Les instruments aptes à la détection d’un problème sanitaire lié au développement massif de ces technologies sont aujourd’hui limités et ne pourraient renseigner qu’avec retard sur les éventuelles conséquences néfastes de l’exposition généralisée d’une population.

Dès lors, qu’attend-on pour appliquer le principe de précaution ?
Par deux fois, en 2000 et en 2005, le Conseil supérieur de la santé a recommandé au Gouvernement fédéral d’adopter une norme plus exigeante (3V/m à 900 MHz) que celle actuellement en vigueur en Belgique (20.6V/m à 900 MHz). La deuxième fois, en 2005, le Conseil de la santé a recommandé d’approuver le principe ALARA (« As Low As Reasonably Achievable »). En juin 2008, le Conseil a constaté que, concernant l’exposition aux micro-ondes, il existe un certain nombre d’indications incitant à la prudence. A aucune reprise, l’Etat fédéral n’a suivi ces recommandations.

Selon le SCENIHR (Comité scientifique des risques sanitaires émergents et nouveaux de la Commission européenne), il existe des « zones d’ombre » auxquelles il convient de prêter attention. On peut citer par exemple l’utilisation fréquente et prolongée du GSM par les enfants.
Les recommandations sanitaires émises lors de la consultation lancée récemment par le Ministre wallon du développement territorial sur l’implantation des réseaux de téléphonie mobile, incitent également à une plus grande prise en compte du principe de précaution. Les acteurs consultés insistent également sur  la nécessité de :

 sensibiliser et d’informer le public sur les risques encourus par l’usage excessif des technologies sans fil.

 décourager l’usage du téléphone mobile par les enfants et les adolescents de moins de 16 ans 

 mettre sur pied un code de déontologie sur le plan de la publicité pour le GSM et les technologies sans fil. En particulier, interdire la publicité visant à – encourager les familles à supprimer leur ligne fixe au profit du GSM ou à encourager les jeunes à téléphoner.

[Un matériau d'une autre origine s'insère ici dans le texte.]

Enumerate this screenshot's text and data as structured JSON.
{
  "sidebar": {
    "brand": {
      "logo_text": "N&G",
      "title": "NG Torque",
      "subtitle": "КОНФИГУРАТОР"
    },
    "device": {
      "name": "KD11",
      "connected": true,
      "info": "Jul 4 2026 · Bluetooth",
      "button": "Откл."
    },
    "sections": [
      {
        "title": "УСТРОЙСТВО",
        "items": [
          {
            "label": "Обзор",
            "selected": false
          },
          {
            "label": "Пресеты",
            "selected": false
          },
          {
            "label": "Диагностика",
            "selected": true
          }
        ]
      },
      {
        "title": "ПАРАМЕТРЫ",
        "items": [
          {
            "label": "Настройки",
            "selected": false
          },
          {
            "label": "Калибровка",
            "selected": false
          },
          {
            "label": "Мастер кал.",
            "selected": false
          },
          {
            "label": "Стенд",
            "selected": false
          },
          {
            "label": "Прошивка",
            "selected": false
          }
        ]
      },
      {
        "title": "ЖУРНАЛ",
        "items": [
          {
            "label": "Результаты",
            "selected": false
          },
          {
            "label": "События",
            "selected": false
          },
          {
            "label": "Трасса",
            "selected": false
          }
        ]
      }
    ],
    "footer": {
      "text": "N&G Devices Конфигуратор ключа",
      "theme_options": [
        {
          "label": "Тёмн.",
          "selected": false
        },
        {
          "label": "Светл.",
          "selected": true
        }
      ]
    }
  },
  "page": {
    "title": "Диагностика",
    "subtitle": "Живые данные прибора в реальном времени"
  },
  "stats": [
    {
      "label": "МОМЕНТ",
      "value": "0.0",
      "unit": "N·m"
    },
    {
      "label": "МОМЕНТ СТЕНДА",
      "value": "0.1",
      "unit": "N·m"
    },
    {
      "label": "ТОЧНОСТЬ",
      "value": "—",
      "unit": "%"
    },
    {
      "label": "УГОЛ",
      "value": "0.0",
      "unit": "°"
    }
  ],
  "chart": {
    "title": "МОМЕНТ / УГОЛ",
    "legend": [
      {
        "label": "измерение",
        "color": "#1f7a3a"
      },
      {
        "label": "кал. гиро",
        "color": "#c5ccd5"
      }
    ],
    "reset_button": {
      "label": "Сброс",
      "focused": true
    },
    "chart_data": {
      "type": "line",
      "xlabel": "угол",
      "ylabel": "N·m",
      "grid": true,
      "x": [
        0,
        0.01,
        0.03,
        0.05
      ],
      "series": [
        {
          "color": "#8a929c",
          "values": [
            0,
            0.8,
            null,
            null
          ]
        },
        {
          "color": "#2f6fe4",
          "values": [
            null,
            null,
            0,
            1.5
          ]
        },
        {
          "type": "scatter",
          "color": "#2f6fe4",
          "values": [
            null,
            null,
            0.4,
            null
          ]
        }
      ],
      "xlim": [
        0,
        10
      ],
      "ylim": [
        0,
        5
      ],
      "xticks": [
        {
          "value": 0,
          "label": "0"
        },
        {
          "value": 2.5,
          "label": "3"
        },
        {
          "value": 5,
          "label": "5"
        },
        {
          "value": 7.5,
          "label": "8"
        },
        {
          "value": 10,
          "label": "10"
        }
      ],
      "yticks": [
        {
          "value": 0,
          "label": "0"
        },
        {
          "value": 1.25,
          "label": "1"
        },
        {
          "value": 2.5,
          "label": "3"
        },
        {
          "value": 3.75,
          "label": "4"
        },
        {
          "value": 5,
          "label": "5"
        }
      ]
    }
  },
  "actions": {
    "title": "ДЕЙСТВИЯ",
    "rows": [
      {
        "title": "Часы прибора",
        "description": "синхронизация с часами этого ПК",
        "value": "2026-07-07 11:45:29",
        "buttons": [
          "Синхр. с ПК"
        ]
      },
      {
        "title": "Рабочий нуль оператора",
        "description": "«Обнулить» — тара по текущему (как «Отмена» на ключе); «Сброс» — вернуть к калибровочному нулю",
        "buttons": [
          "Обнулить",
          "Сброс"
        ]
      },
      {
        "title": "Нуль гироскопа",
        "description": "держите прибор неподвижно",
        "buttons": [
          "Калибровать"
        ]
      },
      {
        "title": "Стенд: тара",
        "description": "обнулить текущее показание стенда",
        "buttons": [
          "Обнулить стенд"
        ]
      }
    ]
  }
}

Pour de nombreux représentants de la société civile, tout le monde connaît les risques engendrés par un tel développement des technologies sans fil, mais personne ne réagit car tout le monde y trouve son compte : les lobbies, les gouvernements, les industriels, et le citoyen qui, pour reprendre les propos d’un riverain d’antenne: « gobe avidement toutes les nouveautés qu’on lui propose au point de ne plus pouvoir s’en passer ».
Certains acteurs sociétaux sont demandeurs d’une réflexion de fond sur la question (quel modèle de société, quelles valeurs, quelles priorités ?) mais ne trouvent pas, au niveau politique, d’interlocuteur intéressé par ces remises en question fondamentales. Et pour cause, le système décisionnel actuel, basé essentiellement sur une gestion plus efficace qu’efficiente de la situation existante ne bénéficie ni de l’espace ni des ressources nécessaires à ce type de démarche.